Oil wealth already made Putin inherently more aggressive, according to Professors Jessica L.P. Weeks from the University of Wisconsin and Jeff D. Colgan at Brown University. In an op-ed published by The Washington Post, the two note that petrostates like Russia, Iraq, Iran and Libya are 50% more conflict prone than their non-oil producing counterparts. If they also happen to be ruled by an autocrat like Putin, oil is an enabler for their bellicosity:
In the hands of an aggressive or revisionist leader like Putin, however, oil can further reduce domestic political constraints. Oil money allows an autocrat to buy off domestic opposition, build a military machine and create a war chest to ward off sanctions. In that sense, Putin is following in the footsteps of other petrostate dictators like Hussein and Moammar Gaddafi.
While Russia may inevitably succeed in turning Ukraine into a puppet state, the best outcome, as this newsletter has argued, is one former U.S. Secretary of State Henry Kissinger posited back in 2014—something akin to a Finlandization of Ukraine. Ukraine should remain a buffer between Russia and the West.

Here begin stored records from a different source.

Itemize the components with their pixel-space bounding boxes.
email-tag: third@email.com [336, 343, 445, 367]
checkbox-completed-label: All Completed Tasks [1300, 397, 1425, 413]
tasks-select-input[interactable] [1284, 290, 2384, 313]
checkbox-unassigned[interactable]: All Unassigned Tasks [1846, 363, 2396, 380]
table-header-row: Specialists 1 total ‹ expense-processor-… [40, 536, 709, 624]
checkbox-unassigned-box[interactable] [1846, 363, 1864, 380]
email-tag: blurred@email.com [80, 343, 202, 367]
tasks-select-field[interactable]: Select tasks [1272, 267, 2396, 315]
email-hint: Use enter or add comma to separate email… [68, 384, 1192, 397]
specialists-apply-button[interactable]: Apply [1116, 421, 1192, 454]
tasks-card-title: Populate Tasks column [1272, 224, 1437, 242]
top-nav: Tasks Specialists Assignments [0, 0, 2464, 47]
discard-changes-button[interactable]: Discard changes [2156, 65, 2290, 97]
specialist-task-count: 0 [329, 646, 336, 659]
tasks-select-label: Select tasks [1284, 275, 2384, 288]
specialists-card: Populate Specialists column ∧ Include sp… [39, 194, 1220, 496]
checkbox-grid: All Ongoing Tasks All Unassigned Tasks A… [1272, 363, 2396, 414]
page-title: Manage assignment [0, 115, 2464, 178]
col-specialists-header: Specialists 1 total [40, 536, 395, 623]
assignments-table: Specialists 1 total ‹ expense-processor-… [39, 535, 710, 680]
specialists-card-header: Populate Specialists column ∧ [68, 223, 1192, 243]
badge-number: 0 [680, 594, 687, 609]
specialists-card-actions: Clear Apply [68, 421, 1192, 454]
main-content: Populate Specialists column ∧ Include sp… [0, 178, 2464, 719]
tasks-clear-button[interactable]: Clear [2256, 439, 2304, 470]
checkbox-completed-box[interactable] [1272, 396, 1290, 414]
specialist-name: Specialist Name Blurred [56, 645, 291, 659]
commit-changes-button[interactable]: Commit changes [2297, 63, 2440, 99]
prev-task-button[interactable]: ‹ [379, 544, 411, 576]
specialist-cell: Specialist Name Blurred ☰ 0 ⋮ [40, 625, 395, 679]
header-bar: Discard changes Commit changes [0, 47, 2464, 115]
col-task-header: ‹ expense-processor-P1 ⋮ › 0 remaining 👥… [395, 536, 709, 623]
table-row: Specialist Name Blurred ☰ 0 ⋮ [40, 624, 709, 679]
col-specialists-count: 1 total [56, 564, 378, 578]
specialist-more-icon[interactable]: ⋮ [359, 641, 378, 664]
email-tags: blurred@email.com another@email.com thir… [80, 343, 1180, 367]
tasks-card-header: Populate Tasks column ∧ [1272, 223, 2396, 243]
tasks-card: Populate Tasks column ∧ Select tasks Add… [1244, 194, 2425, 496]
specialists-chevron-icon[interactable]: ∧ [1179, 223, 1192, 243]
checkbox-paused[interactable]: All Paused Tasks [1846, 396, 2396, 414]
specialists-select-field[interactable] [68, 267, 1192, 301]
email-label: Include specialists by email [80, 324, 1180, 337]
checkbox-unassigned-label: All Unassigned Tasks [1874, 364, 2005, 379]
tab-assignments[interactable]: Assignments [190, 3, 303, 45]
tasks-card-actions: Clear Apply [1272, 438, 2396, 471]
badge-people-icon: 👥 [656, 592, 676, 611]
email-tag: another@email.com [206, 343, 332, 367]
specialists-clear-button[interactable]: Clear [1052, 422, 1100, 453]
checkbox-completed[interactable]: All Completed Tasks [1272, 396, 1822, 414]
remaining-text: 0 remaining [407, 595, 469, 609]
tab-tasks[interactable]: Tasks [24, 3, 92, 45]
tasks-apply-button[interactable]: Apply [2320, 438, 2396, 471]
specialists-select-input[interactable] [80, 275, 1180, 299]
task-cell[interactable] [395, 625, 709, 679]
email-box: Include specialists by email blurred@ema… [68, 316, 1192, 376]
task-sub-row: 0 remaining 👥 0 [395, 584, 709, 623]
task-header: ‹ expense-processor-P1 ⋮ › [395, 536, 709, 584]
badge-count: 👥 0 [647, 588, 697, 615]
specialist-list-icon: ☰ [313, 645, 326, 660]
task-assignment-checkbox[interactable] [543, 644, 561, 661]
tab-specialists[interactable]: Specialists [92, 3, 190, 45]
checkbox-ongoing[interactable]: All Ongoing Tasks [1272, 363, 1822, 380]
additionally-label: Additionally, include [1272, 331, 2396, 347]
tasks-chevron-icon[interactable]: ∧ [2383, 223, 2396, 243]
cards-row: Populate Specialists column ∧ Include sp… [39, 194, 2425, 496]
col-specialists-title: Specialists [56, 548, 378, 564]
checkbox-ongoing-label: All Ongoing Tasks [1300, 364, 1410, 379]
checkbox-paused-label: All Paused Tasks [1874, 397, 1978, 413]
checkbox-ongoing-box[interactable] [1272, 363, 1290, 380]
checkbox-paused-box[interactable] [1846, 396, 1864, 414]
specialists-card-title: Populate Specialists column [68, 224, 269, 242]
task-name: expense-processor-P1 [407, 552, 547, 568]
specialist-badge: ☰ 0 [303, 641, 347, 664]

Russia must accept that to try to force Ukraine into a satellite status, and thereby move Russia’s borders again, would doom Moscow to repeat its history of self-fulfilling cycles of reciprocal pressures with Europe and the United States. The West must understand that, to Russia, Ukraine can never be just a foreign country… Ukraine has been part of Russia for centuries, and their histories were intertwined before then.